Before embarking on one of the following workouts, you must establish some working numbers. Most heart-rate training programs ask you to find your maximum heart rate and calculate the percentages for your four training zones from there. Typically, you subtract your age from 220 to establish your MHR, but such calculations are often inaccurate, failing to consider the differences among age groups and fitness levels—even differences within an individual moving from one sport to another. And maximum heart rate has more to do with genetic traits, such as the size of your heart, than with your level of fitness. A better solution, says fitness expert Jay Blahnik, is to learn to recognize the four workload zones—recovery, aerobic, threshold, anaerobic—and then glance at your HRM to find the corresponding heart rates.

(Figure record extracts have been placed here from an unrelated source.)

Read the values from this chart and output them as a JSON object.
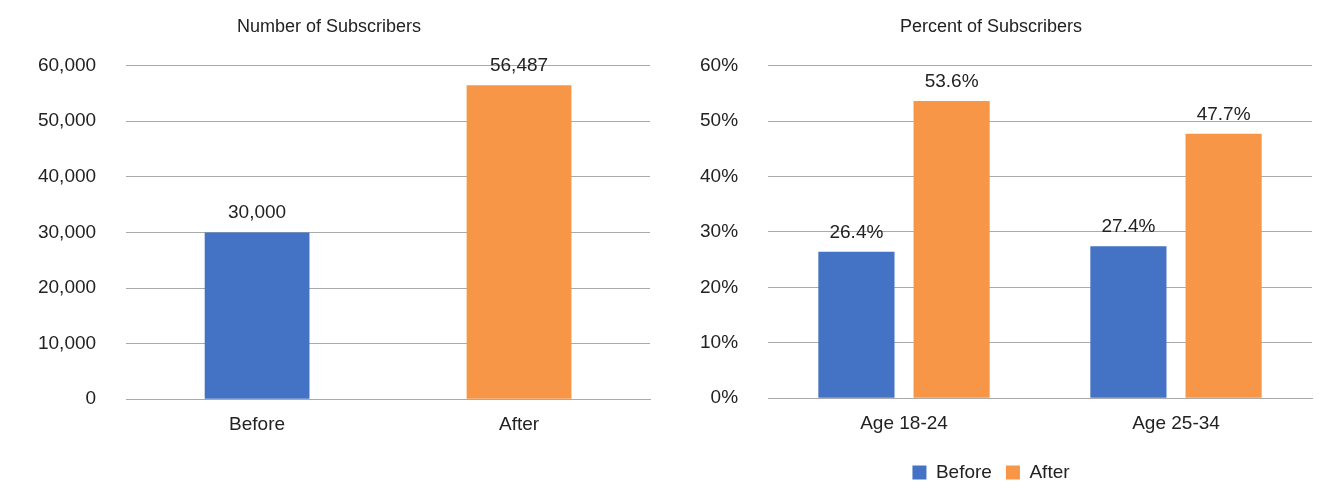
{
  "chart_data": [
    {
      "type": "bar",
      "title": "Number of Subscribers",
      "categories": [
        "Before",
        "After"
      ],
      "values": [
        30000,
        56487
      ],
      "colors": [
        "#4472c4",
        "#f79646"
      ],
      "value_labels": [
        "30,000",
        "56,487"
      ],
      "ylim": [
        0,
        60000
      ],
      "yticks": [
        {
          "value": 0,
          "label": "0"
        },
        {
          "value": 10000,
          "label": "10,000"
        },
        {
          "value": 20000,
          "label": "20,000"
        },
        {
          "value": 30000,
          "label": "30,000"
        },
        {
          "value": 40000,
          "label": "40,000"
        },
        {
          "value": 50000,
          "label": "50,000"
        },
        {
          "value": 60000,
          "label": "60,000"
        }
      ],
      "grid": "y",
      "legend": false
    },
    {
      "type": "bar",
      "title": "Percent of Subscribers",
      "categories": [
        "Age 18-24",
        "Age 25-34"
      ],
      "series": [
        {
          "name": "Before",
          "color": "#4472c4",
          "values": [
            26.4,
            27.4
          ],
          "value_labels": [
            "26.4%",
            "27.4%"
          ]
        },
        {
          "name": "After",
          "color": "#f79646",
          "values": [
            53.6,
            47.7
          ],
          "value_labels": [
            "53.6%",
            "47.7%"
          ]
        }
      ],
      "ylim": [
        0,
        60
      ],
      "yticks": [
        {
          "value": 0,
          "label": "0%"
        },
        {
          "value": 10,
          "label": "10%"
        },
        {
          "value": 20,
          "label": "20%"
        },
        {
          "value": 30,
          "label": "30%"
        },
        {
          "value": 40,
          "label": "40%"
        },
        {
          "value": 50,
          "label": "50%"
        },
        {
          "value": 60,
          "label": "60%"
        }
      ],
      "grid": "y",
      "legend": "bottom"
    }
  ]
}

To find your targets, strap on an HRM and warm up as you normally would for your ski, ride, or run. Gradually increase your pace, evaluating how your body feels after three to five minutes at each level of intensity. When you reach each of the zones below, note your heart rate.
Recovery: You feel you could carry this pace for 60 minutes or more.
Aerobic: If you had to, you could maintain this exertion level for 20 to 40 minutes.
Threshold: You could do this for no more than ten minutes.
Anaerobic: This hurts. You feel like you can do it for a minute, maybe two at most.
Do the sport on the same terrain two or three times over a few weeks, says Blahnik, and when some common numbers begin to appear, assign them the following values: recovery, 60 percent of your max heart rate; aerobic, 70 percent; threshold, 80 percent; anaerobic, 80 to 90 percent.